• Jeunesse volée

     

    Anna pleure en silence dans sa voiture. Elle vient de lire l’interview de son frère réclamant l’amnistie de tous les anciens terroristes italiens. Anna n’a plus vu Marco depuis son exil il y a vingt ans. Aucune nouvelle, aucun coup de fil,rien. L'article signe un retour fracassant. En 1982, il exécutait un juge et se réfugiait en France, hospitalière à l’égard des terroristes, pourvu qu’ils renoncent à la violence et changent de vie (doctrine Mitterrand de 1985). Chirac supprime cette faveur en 2002.

                                                                        Après La Guerre : Affiche       

    L’assassinat d’un professeur d’université cette année-là à Bologne foudroie la famille repliée dans le silence en Italie. Un groupuscule revendique l’attentat au nom de Marco. Le passé revient au galop. La police italienne interroge la mère et la sœur sur les liens subsistants avec Marco. Aucun, répond la mère. Elle ajoute que la politique ne l’intéresse pas. La police renonce. Anna est mariée à un magistrat en lice pour la charge de procureur général. Elle est professeur de langues classiques. Le proviseur lui demande de prendre congé trois mois, le temps que ça se tasse. Les parents, choqués par l’article, menacent de retirer leurs enfants de l’école. Anna obtempère sans mot dire. Elle a besoin de faire le point, écrasée par l’omerta  de sa mère sur la page noire de l’album familial. Elle a perdu un autre frère, qui avait suivi Marco dans sa lutte violente.

                                                   Après La Guerre : Photo Barbora Bobulova

    L’onde de choc est plus forte encore à Paris. Marco a peur d’être extradé. Il est condamné à la prison à perpétuité s’il rentre au pays. Il fuit l’extradition, se planque dans les landes en attendant d’émigrer au Nicaragua, seul pays qui lui accorde l’asile. Il arrache sa fille de seize ans à ses études, à son club de volley, à ses amis. Le père aux abois prend littéralement Viola en otage, lui vole son adolescence au nom de sa sécurité personnelle. Ses convictions restent inébranlables. Viola découvre un père assassin, à la pensée rigide, qui ne regrette rien. Il le dit à la journaliste venue l’interviewer.

    - Vous n’éprouvez aucune pitié pour la victime après toutes ces années ?

    - C’était la guerre, il y a eu des pertes des deux côtés.

    - Et vous n’avez jamais pensé à l’enfant de huit ans qui accompagnait son père tué ce jour-là ?

    - …

                                             Après La Guerre : Photo Charlotte Cétaire, Giuseppe Battiston

    Viola écoute l’entrevue derrière la porte. Elle tombe des nues. Son père ne lui explique rien. Il préfère se noyer dans l’alcool et clamer sa haine des repentis, « tous des lâches ». Viola le ramasse à la petite cuillère et l’assure de son soutien. Mais elle veut acheter un nouveau pantalon, ce qui irrite son père occupé à négocier de faux passeports. Le passé intéresse peu la jeune génération à Paris ou à Bologne, à moins qu’elle ne soit concernée de près. La petite fille d’Anna découvre que sa maman a un frère. Elle pose des questions précises autour de la tablée familiale. La mère et le mari d’Anna font les grands yeux. La sœur de Marco n’en a cure, elle brise la loi du silence. Elle remet du mouvement dans ce qui état figé. Elle a aussi appris l’existence de Viola, sa nièce. Son mari retire sa candidature au poste de  procureur général ; le conflit d’intérêt est patent.
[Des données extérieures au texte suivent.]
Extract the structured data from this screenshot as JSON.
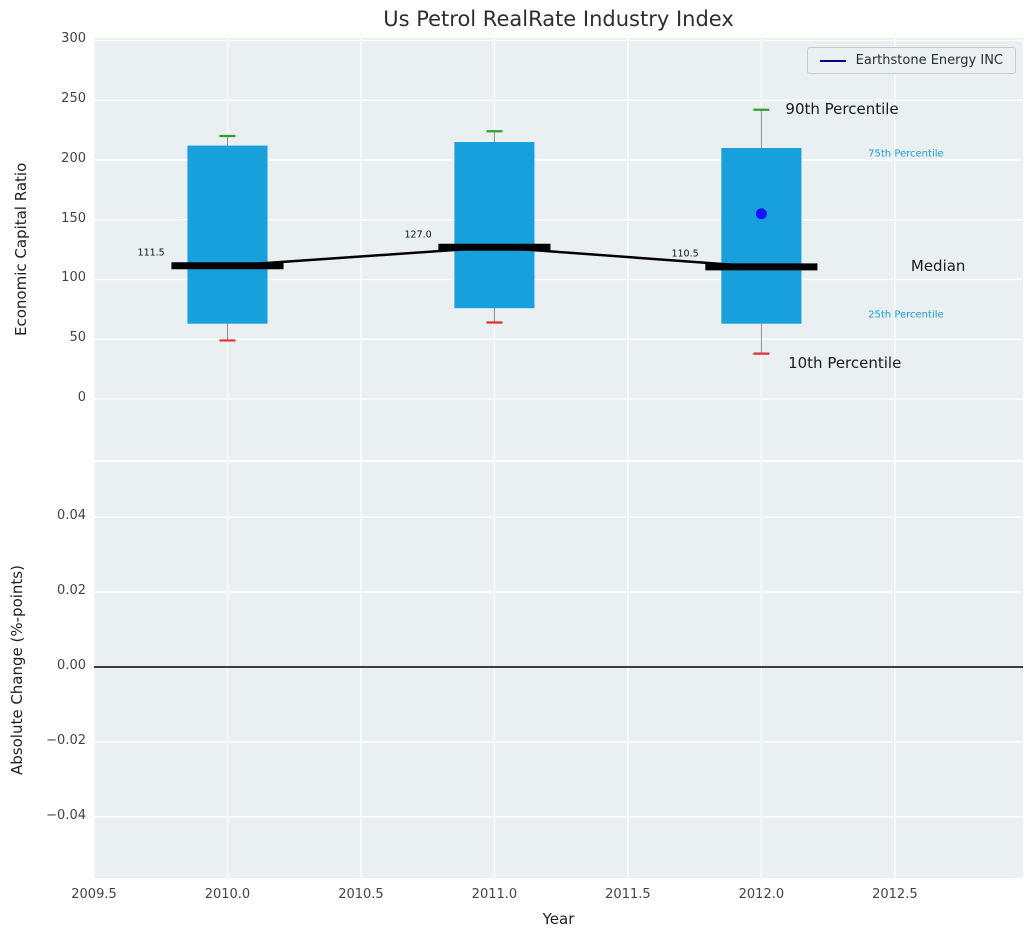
{
  "figure": {
    "title": "Us Petrol RealRate Industry Index",
    "background": "#ffffff",
    "plot_background": "#eaeff1",
    "grid_color": "#ffffff"
  },
  "chart_data": [
    {
      "type": "box",
      "name": "economic-capital-ratio-boxplot",
      "title": "Us Petrol RealRate Industry Index",
      "ylabel": "Economic Capital Ratio",
      "xlabel": "",
      "xlim": [
        2009.5,
        2012.98
      ],
      "ylim": [
        -51,
        302
      ],
      "xticks": [
        2009.5,
        2010.0,
        2010.5,
        2011.0,
        2011.5,
        2012.0,
        2012.5
      ],
      "yticks": [
        0,
        50,
        100,
        150,
        200,
        250,
        300
      ],
      "ytick_labels": [
        "0",
        "50",
        "100",
        "150",
        "200",
        "250",
        "300"
      ],
      "grid": true,
      "legend_position": "upper right",
      "box_half_width": 0.15,
      "median_half_width": 0.21,
      "cap_half_width": 0.03,
      "boxes": [
        {
          "x": 2010,
          "p10": 49,
          "p25": 63,
          "median": 111.5,
          "p75": 212,
          "p90": 220,
          "median_label": "111.5"
        },
        {
          "x": 2011,
          "p10": 64,
          "p25": 76,
          "median": 127.0,
          "p75": 215,
          "p90": 224,
          "median_label": "127.0"
        },
        {
          "x": 2012,
          "p10": 38,
          "p25": 63,
          "median": 110.5,
          "p75": 210,
          "p90": 242,
          "median_label": "110.5"
        }
      ],
      "company_point": {
        "label": "Earthstone Energy INC",
        "x": 2012,
        "y": 155
      },
      "legend": {
        "label": "Earthstone Energy INC"
      },
      "annotations": [
        {
          "text": "90th Percentile",
          "x": 2012.09,
          "y": 243,
          "color": "#1a1a1a",
          "size": 15
        },
        {
          "text": "75th Percentile",
          "x": 2012.4,
          "y": 205,
          "color": "#18a0dc",
          "size": 10
        },
        {
          "text": "Median",
          "x": 2012.56,
          "y": 111,
          "color": "#1a1a1a",
          "size": 15
        },
        {
          "text": "25th Percentile",
          "x": 2012.4,
          "y": 70,
          "color": "#18a0dc",
          "size": 10
        },
        {
          "text": "10th Percentile",
          "x": 2012.1,
          "y": 30,
          "color": "#1a1a1a",
          "size": 15
        }
      ],
      "colors": {
        "box": "#18a0dc",
        "whisker": "#8a8a8a",
        "p90_cap": "#2ca02c",
        "p10_cap": "#e03030",
        "median": "#000000",
        "company_point": "#1414ff",
        "legend_line": "#00008b"
      }
    },
    {
      "type": "line",
      "name": "absolute-change",
      "title": "",
      "ylabel": "Absolute Change (%-points)",
      "xlabel": "Year",
      "xlim": [
        2009.5,
        2012.98
      ],
      "ylim": [
        -0.0563,
        0.0547
      ],
      "xticks": [
        2009.5,
        2010.0,
        2010.5,
        2011.0,
        2011.5,
        2012.0,
        2012.5
      ],
      "xtick_labels": [
        "2009.5",
        "2010.0",
        "2010.5",
        "2011.0",
        "2011.5",
        "2012.0",
        "2012.5"
      ],
      "yticks": [
        0.04,
        0.02,
        0.0,
        -0.02,
        -0.04
      ],
      "ytick_labels": [
        "0.04",
        "0.02",
        "0.00",
        "−0.02",
        "−0.04"
      ],
      "grid": true,
      "zero_line": 0.0,
      "series": []
    }
  ]
}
    Quel premier film magistral ! Annarita Zambrano a tourné en lumière naturelle un drame familial parfaitement maîtrisé sur un sujet hautement politique. Cette enfant des années de plomb aborde avec sobriété la question du repentir et du pardon. Après la guerre, 21 mars) c’est toujours la tourmente. Impossible d’oublier, de se taire. Des émules terroristes réveillent des blessures anciennes que L’Italie n’a jamais vraiment cicatrisées. La jeune cinéaste rouvre le dossier des années meurtrières (400 morts et 15.000 attentats en Italie sur la période 1969-88) avec une grande économie de moyens, préférant la petite histoire à la grande, l’humanité à la politique, l’introspection à la démonstration.

    Chapeau ! « Et quelle belle lumière, s’est extasié mon ami photographe, enchanté d’avoir vu un beau film, qui nourrit l’esprit.»  

    Vivement le prochain jet d’une pousse prometteuse.